Given all these, we decided to build an improved version on this part of the flow and to make it future-proof.
Yet another solution 🔨
To handle our growth, the whole generation chain was revisited. We decided to take the time to have a system that:
- Has no impact on our customers
- Can be launched at any time
- Can be triggered by external services and tools
- Performs well even with thousands of [concurrent] stores
We found our solution in an event-driven system that would run the generation code for 1 store at a time. As the new process is store based, we have a tool that is inherently faster and that has fewer chances to impact our users. Also, it can be plugged in into other flows, as it is event driven. This gives the possibility to trigger it both programmatically and at will.
Was it really needed? 🤔
As we grew, we started taking notes about the failures and the bottlenecks of our system, to prioritize them. However, even if the previous version of the system had not failed for more than 1 year, the damage it could have caused would be catastrophic (e.g. all stores empty, no orders could be placed).
So we decided to get it done as soon as there was room – luckily we did.
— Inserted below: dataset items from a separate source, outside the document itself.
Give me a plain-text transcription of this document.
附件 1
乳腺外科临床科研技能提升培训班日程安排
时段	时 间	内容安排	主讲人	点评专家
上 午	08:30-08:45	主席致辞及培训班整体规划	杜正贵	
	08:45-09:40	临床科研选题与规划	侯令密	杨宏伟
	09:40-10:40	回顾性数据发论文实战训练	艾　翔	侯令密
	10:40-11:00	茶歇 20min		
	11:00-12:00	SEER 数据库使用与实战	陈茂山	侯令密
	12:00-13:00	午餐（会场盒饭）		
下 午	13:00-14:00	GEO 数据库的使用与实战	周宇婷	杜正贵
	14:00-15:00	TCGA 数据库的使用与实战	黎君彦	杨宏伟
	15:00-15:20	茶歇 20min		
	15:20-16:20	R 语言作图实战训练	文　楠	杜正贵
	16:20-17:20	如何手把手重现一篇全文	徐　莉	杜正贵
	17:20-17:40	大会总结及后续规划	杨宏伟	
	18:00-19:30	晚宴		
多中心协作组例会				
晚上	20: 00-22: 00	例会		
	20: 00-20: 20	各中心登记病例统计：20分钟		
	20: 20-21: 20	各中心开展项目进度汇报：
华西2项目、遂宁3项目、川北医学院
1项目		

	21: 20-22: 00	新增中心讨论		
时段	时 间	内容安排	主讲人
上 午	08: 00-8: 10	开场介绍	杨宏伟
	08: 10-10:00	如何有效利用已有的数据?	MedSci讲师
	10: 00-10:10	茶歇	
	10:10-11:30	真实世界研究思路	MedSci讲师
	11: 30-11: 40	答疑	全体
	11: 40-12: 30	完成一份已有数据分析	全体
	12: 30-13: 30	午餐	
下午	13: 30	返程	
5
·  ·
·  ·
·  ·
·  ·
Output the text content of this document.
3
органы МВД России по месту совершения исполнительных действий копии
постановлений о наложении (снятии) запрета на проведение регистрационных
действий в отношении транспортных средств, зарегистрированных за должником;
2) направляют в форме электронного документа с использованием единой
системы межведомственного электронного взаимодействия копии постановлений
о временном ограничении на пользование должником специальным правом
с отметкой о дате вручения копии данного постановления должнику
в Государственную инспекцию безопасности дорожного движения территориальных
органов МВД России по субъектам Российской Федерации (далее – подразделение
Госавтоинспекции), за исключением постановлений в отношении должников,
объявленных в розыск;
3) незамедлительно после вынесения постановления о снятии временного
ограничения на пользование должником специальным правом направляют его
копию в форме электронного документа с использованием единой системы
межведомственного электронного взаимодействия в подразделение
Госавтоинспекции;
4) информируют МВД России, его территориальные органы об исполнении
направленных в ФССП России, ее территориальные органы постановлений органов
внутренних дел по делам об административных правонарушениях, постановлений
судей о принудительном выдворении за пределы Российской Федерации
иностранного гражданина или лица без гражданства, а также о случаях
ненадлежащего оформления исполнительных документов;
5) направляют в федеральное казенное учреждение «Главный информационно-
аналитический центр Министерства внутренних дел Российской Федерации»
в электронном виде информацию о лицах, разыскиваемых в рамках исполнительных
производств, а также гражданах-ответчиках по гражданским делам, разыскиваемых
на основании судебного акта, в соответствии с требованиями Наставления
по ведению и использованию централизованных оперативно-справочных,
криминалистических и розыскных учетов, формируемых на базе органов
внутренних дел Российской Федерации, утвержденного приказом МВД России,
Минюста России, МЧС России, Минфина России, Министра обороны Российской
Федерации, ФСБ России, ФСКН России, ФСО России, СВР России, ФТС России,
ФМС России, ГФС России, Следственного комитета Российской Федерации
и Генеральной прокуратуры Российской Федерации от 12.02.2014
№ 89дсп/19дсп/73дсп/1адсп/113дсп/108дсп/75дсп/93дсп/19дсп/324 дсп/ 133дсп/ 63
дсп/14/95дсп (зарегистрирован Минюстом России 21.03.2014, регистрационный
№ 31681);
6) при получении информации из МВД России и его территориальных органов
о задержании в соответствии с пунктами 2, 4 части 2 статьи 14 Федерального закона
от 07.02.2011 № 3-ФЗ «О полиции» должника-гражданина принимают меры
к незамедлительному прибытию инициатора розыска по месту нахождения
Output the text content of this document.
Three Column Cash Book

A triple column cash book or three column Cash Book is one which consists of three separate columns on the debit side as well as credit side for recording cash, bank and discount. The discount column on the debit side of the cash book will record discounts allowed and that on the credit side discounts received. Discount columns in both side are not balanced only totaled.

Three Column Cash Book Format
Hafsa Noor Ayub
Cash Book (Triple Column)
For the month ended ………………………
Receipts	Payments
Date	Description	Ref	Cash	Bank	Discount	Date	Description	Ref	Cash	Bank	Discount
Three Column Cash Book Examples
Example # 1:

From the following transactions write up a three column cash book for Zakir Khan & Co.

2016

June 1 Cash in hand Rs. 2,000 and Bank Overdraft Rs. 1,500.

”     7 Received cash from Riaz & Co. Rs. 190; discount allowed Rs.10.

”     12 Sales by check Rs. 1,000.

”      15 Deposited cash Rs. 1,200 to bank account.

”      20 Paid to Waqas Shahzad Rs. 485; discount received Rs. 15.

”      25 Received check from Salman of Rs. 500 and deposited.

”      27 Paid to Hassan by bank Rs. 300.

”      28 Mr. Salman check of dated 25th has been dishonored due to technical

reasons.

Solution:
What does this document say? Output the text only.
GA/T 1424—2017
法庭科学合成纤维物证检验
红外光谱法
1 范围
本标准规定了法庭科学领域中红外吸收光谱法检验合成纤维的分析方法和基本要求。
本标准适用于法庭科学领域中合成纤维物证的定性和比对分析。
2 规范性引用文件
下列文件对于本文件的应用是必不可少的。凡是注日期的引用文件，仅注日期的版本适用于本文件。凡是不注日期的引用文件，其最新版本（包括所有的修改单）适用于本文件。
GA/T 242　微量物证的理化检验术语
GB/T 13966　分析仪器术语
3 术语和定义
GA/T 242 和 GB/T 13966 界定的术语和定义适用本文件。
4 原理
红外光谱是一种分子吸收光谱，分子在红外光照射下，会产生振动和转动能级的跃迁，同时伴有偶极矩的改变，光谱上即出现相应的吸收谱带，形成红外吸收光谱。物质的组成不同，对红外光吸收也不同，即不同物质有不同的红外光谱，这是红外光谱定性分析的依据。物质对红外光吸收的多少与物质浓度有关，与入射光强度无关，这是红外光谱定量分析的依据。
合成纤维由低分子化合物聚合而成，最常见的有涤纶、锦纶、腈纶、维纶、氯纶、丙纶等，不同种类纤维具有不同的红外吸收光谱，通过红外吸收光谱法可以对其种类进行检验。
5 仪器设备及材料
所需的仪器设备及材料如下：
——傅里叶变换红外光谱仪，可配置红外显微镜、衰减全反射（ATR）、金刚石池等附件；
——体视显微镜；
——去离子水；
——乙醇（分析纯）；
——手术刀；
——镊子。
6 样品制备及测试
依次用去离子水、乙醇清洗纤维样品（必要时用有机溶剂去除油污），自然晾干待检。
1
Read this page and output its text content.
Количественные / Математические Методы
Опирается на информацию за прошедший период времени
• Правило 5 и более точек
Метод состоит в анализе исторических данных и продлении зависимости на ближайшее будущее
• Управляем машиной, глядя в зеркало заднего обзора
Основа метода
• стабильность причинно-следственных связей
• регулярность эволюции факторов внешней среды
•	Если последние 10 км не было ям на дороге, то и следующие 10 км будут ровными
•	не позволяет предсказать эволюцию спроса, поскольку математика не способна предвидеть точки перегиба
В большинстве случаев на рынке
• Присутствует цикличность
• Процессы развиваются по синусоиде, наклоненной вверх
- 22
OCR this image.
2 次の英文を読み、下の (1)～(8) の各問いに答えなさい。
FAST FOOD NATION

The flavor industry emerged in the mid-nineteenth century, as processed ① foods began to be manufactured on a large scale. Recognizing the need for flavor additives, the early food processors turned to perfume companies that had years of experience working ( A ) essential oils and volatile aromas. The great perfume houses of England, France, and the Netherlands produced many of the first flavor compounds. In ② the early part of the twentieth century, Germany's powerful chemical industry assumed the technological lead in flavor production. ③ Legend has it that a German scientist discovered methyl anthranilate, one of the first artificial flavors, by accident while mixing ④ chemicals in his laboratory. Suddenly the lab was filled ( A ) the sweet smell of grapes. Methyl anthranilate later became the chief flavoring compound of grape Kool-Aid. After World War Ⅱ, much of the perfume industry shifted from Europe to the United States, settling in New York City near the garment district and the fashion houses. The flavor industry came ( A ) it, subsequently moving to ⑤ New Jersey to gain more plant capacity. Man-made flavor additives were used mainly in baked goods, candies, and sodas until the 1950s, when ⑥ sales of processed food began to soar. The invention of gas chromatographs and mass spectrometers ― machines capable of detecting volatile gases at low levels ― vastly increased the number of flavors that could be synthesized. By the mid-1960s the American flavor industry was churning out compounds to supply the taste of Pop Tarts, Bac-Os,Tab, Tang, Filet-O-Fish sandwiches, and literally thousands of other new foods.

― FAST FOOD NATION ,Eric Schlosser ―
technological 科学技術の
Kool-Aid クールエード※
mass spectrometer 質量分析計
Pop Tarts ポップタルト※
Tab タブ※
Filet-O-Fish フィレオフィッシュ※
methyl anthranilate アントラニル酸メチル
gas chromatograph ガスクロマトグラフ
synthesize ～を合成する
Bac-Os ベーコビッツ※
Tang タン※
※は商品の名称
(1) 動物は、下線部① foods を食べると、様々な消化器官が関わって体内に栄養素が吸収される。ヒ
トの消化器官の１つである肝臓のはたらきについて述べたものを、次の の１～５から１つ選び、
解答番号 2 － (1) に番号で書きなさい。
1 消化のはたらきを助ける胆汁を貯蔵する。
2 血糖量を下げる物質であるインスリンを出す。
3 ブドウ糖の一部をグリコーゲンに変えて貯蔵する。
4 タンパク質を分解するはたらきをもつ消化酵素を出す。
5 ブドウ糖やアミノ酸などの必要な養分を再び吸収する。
As the new project was released and deployed on our canary environment, we had a big crash on the legacy one! 💥

The new version allowed us to recover in minutes what the previous system would have taken the entire day.
The future is bright 🚀
Oh, we have so many ideas on how it can be further improved!
Although, before all that, we want to prove even further that it is a very useful tool. We want to integrate it in as many places as we can. For example, without any further development, this tool could save our business team days of waiting time, making any change to the assortment instantaneous.
On top of that, it runs by store and this means we can experiment and do the same for our price update procedures: making them modular, fast, and resourceful!
As I said, many ideas: they may as well deserve an article on their own…
A lot of our processes have been improved and simplified recently: this is just one of many examples of how we keep improving our very own product.
We strive to create software that is not only efficient for our stakeholders and customers, but that solves problems they don’t even know they will have.